October 20, 2011
Reviewed by John R. Wennersten
In Scorched Earth, Fred Wilcox sets out to show what happens to human beings who are exposed over long periods to TCDD-dioxin, or Agent Orange, “the most toxic small molecule known to science.” This book examines its impact on the Vietnamese and on U.S. Army veterans who served during the Vietnam War (1959-75). Agent Orange was used to rid the Vietnamese countryside of ground cover; it caused a medical and genetic catastrophe. The Vietnam War ended in 1975, but human suffering related to the effects of Agent Orange continues.
Agent Orange (dioxin) infects more than those of a single generation who were exposed to it. Dioxin causes congenital malformation and cancers of a wide variety, most notably liver cancer. Wilcox describes in graphic detail the monstrous-looking children he encounters in today’s Vietnam, with deformed heads, “boat feet” and distorted or shortened limbs. Wilcox also notes that many women have suffered reproductive complications and even sterility. Photos of fetuses in specimen bottles are most unsettling testimony to the power of dioxin. The narrative of this book and its accompanying photographs do not make for easy bed-time reading.
At the center of the ongoing controversy over the use of Agent Orange during the war are the two chemical giants Dow Chemical and Monsanto. Despite nearly a generation of litigation, these companies have been able to fend off suits by the governments of Vietnam, New Zealand and Korea for reparations to veterans and their families. The American cause fared a bit better, especially when it was publicized by Lt. Elmo Zumwalt Jr., the son of the illustrious admiral who commanded all naval operations in South Vietnam during the war. Young Zumwalt swam in Vietnam’s rivers, ate foods from markets and drank water contaminated with Agent Orange. He ultimately died of dioxin-caused disease. His child has birth defects thought to be caused by Agent Orange effects.
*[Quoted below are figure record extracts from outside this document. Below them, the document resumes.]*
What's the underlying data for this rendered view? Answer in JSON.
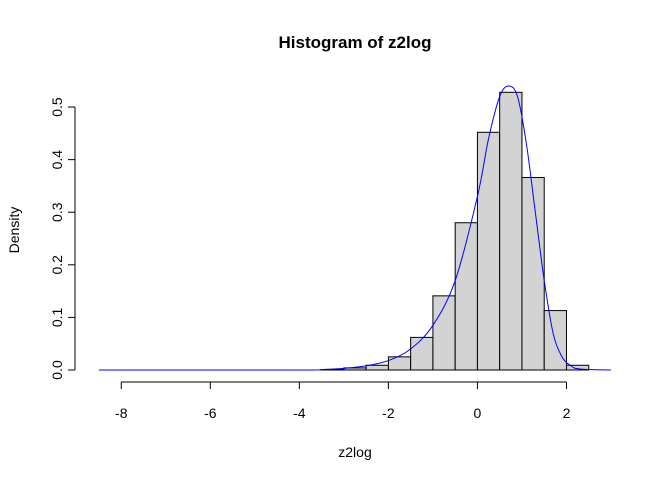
{
  "chart_data": {
    "type": "bar",
    "title": "Histogram of z2log",
    "xlabel": "z2log",
    "ylabel": "Density",
    "xlim": [
      -8.5,
      3.0
    ],
    "ylim": [
      0,
      0.54
    ],
    "x_ticks": [
      -8,
      -6,
      -4,
      -2,
      0,
      2
    ],
    "x_tick_labels": [
      "-8",
      "-6",
      "-4",
      "-2",
      "0",
      "2"
    ],
    "y_ticks": [
      0.0,
      0.1,
      0.2,
      0.3,
      0.4,
      0.5
    ],
    "y_tick_labels": [
      "0.0",
      "0.1",
      "0.2",
      "0.3",
      "0.4",
      "0.5"
    ],
    "bin_edges": [
      -3.5,
      -3.0,
      -2.5,
      -2.0,
      -1.5,
      -1.0,
      -0.5,
      0.0,
      0.5,
      1.0,
      1.5,
      2.0,
      2.5
    ],
    "values": [
      0.001,
      0.004,
      0.009,
      0.025,
      0.062,
      0.141,
      0.28,
      0.452,
      0.528,
      0.366,
      0.113,
      0.009
    ],
    "bar_fill": "#d3d3d3",
    "bar_stroke": "#000000",
    "density_curve": {
      "color": "#0000ff",
      "x": [
        -8.5,
        -4.0,
        -3.5,
        -3.0,
        -2.5,
        -2.0,
        -1.5,
        -1.0,
        -0.5,
        0.0,
        0.25,
        0.5,
        0.7,
        0.9,
        1.1,
        1.3,
        1.5,
        1.7,
        1.9,
        2.1,
        2.3,
        3.0
      ],
      "y": [
        0.0,
        0.0,
        0.001,
        0.003,
        0.008,
        0.018,
        0.04,
        0.085,
        0.17,
        0.33,
        0.44,
        0.52,
        0.54,
        0.52,
        0.43,
        0.3,
        0.17,
        0.07,
        0.025,
        0.008,
        0.002,
        0.0
      ]
    },
    "grid": false
  }
}
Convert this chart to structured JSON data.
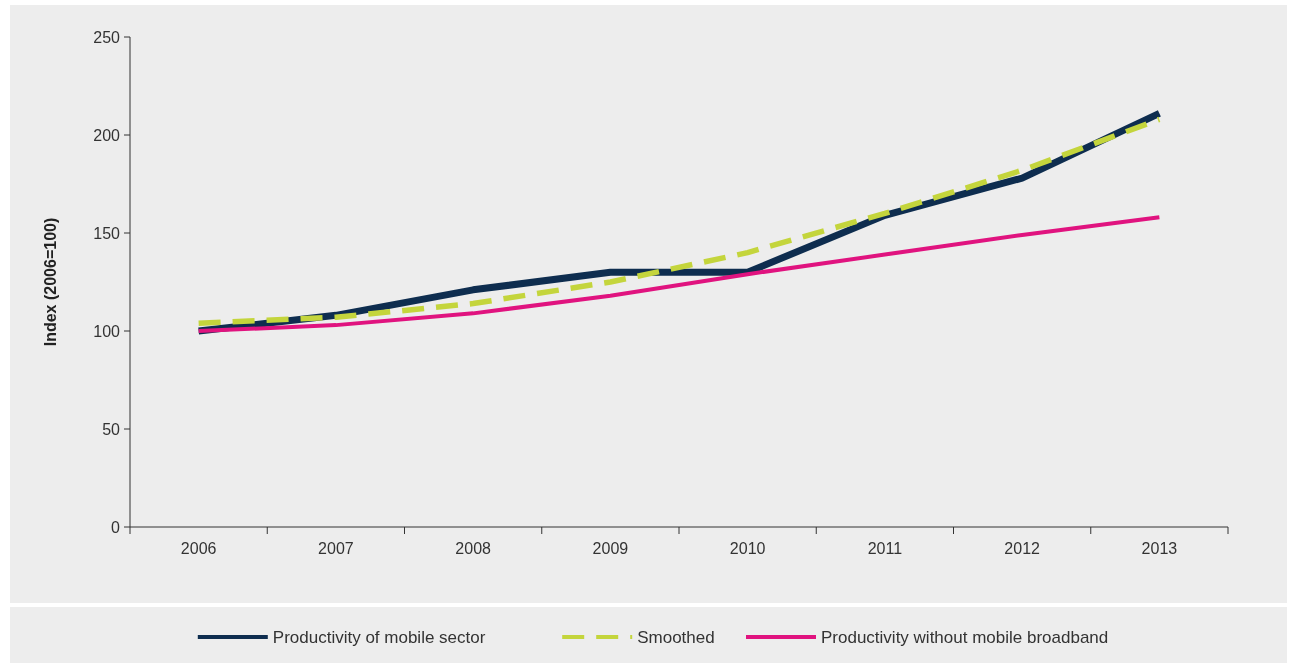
{
  "chart_data": {
    "type": "line",
    "ylabel": "Index (2006=100)",
    "categories": [
      "2006",
      "2007",
      "2008",
      "2009",
      "2010",
      "2011",
      "2012",
      "2013"
    ],
    "series": [
      {
        "name": "Productivity of mobile sector",
        "color": "#0e2d4f",
        "values": [
          100,
          108,
          121,
          130,
          130,
          159,
          178,
          211
        ]
      },
      {
        "name": "Smoothed",
        "color": "#c4d53c",
        "line_style": "dashed",
        "values": [
          104,
          107,
          114,
          125,
          140,
          160,
          182,
          208
        ]
      },
      {
        "name": "Productivity without mobile broadband",
        "color": "#e0137f",
        "values": [
          100,
          103,
          109,
          118,
          129,
          139,
          149,
          158
        ]
      }
    ],
    "ylim": [
      0,
      250
    ],
    "yticks": [
      0,
      50,
      100,
      150,
      200,
      250
    ],
    "grid": false,
    "legend": "bottom",
    "marker": "none",
    "line_style": "solid"
  }
}
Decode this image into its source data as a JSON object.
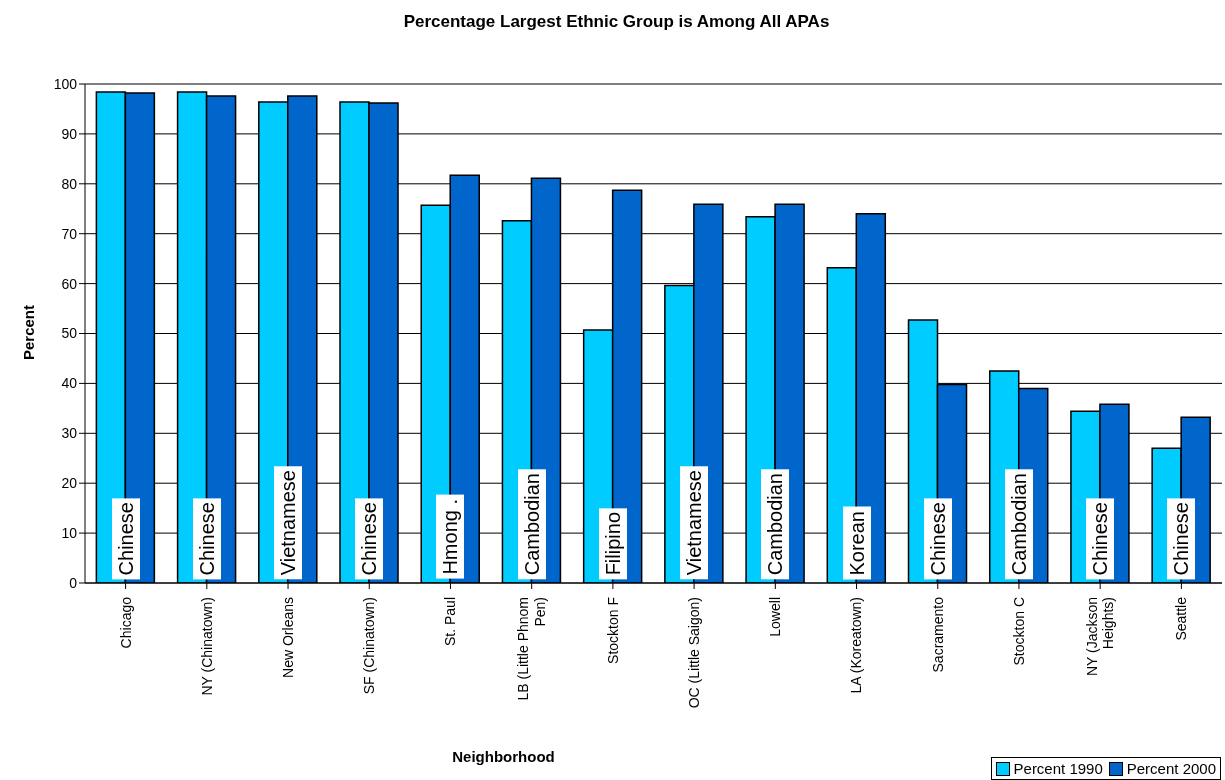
{
  "chart_data": {
    "type": "bar",
    "title": "Percentage Largest Ethnic Group is Among All APAs",
    "xlabel": "Neighborhood",
    "ylabel": "Percent",
    "categories": [
      "Chicago",
      "NY (Chinatown)",
      "New Orleans",
      "SF (Chinatown)",
      "St. Paul",
      "LB (Little Phnom Pen)",
      "Stockton F",
      "OC (Little Saigon)",
      "Lowell",
      "LA (Koreatown)",
      "Sacramento",
      "Stockton C",
      "NY (Jackson Heights)",
      "Seattle"
    ],
    "series": [
      {
        "name": "Percent 1990",
        "color": "#00ccff",
        "values": [
          98.4,
          98.4,
          96.4,
          96.4,
          75.7,
          72.6,
          50.7,
          59.6,
          73.4,
          63.2,
          52.7,
          42.5,
          34.4,
          27.0
        ]
      },
      {
        "name": "Percent 2000",
        "color": "#0066cc",
        "values": [
          98.2,
          97.6,
          97.6,
          96.2,
          81.7,
          81.1,
          78.7,
          75.9,
          75.9,
          74.0,
          39.8,
          39.0,
          35.8,
          33.2
        ]
      }
    ],
    "annotations": [
      {
        "text": "Chinese",
        "x": "Chicago"
      },
      {
        "text": "Chinese",
        "x": "NY (Chinatown)"
      },
      {
        "text": "Vietnamese",
        "x": "New Orleans"
      },
      {
        "text": "Chinese",
        "x": "SF (Chinatown)"
      },
      {
        "text": "Hmong .",
        "x": "St. Paul"
      },
      {
        "text": "Cambodian",
        "x": "LB (Little Phnom Pen)"
      },
      {
        "text": "Filipino",
        "x": "Stockton F"
      },
      {
        "text": "Vietnamese",
        "x": "OC (Little Saigon)"
      },
      {
        "text": "Cambodian",
        "x": "Lowell"
      },
      {
        "text": "Korean",
        "x": "LA (Koreatown)"
      },
      {
        "text": "Chinese",
        "x": "Sacramento"
      },
      {
        "text": "Cambodian",
        "x": "Stockton C"
      },
      {
        "text": "Chinese",
        "x": "NY (Jackson Heights)"
      },
      {
        "text": "Chinese",
        "x": "Seattle"
      }
    ],
    "ylim": [
      0,
      100
    ],
    "yticks": [
      0,
      10,
      20,
      30,
      40,
      50,
      60,
      70,
      80,
      90,
      100
    ],
    "grid": "y",
    "legend": "bottom right"
  }
}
While Dow and Monsanto entered into a settlement with American veterans in 1984, the money ran out in 1994. Wilcox notes: “Of the 2.4 million Americans who served in Vietnam, only about 60,000 ever received anything from the companies … Given how long it takes to get cancer from the chemicals, virtually none of the veterans who got cancer have received compensation from the companies.” Under this settlement, a totally disabled Vietnam veteran received $12,000 over a 10-year period. Meanwhile, the court awarded more than $13 million in attorneys’ fees.
The chemical companies did not reveal during the war what they knew about dioxin. It was not until 1970 that scientists gained access to spray zones, confirming that a major ecological disaster had occurred in Vietnam. Their successful efforts to convince the U.S. government to renounce first use of herbicides in future wars are detailed in David Zierier’s new book, The Invention of Ecocide: Agent Orange, Vietnam and the Scientists Who Changed the Way We Think About the Environment (University of Georgia Press.)
The poisons left behind on the battlefields of war will harm Vietnam for generations. Children are still being born with bone deformities, bifidas (related to incomplete development of the neural tube), and urological and neurological maladies. Meanwhile, in many areas of Vietnam that were sprayed with Agent Orange, the mangrove forests and jungles are gone, “leaving a landscape that resembles the fields of Iowa rather than the wilds of Southeast Asia.”
In an age when thousands of untested chemicals enter the world marketplace each year causing unforeseen havoc to public health, we would do well to remember the victims of Agent Orange. As Wilcox so eloquently puts it: “We ignore their suffering at our own peril.”
John R. Wennersten is an environmental affairs writer. His most recent book is Anacostia: The Death and Birth of an American River.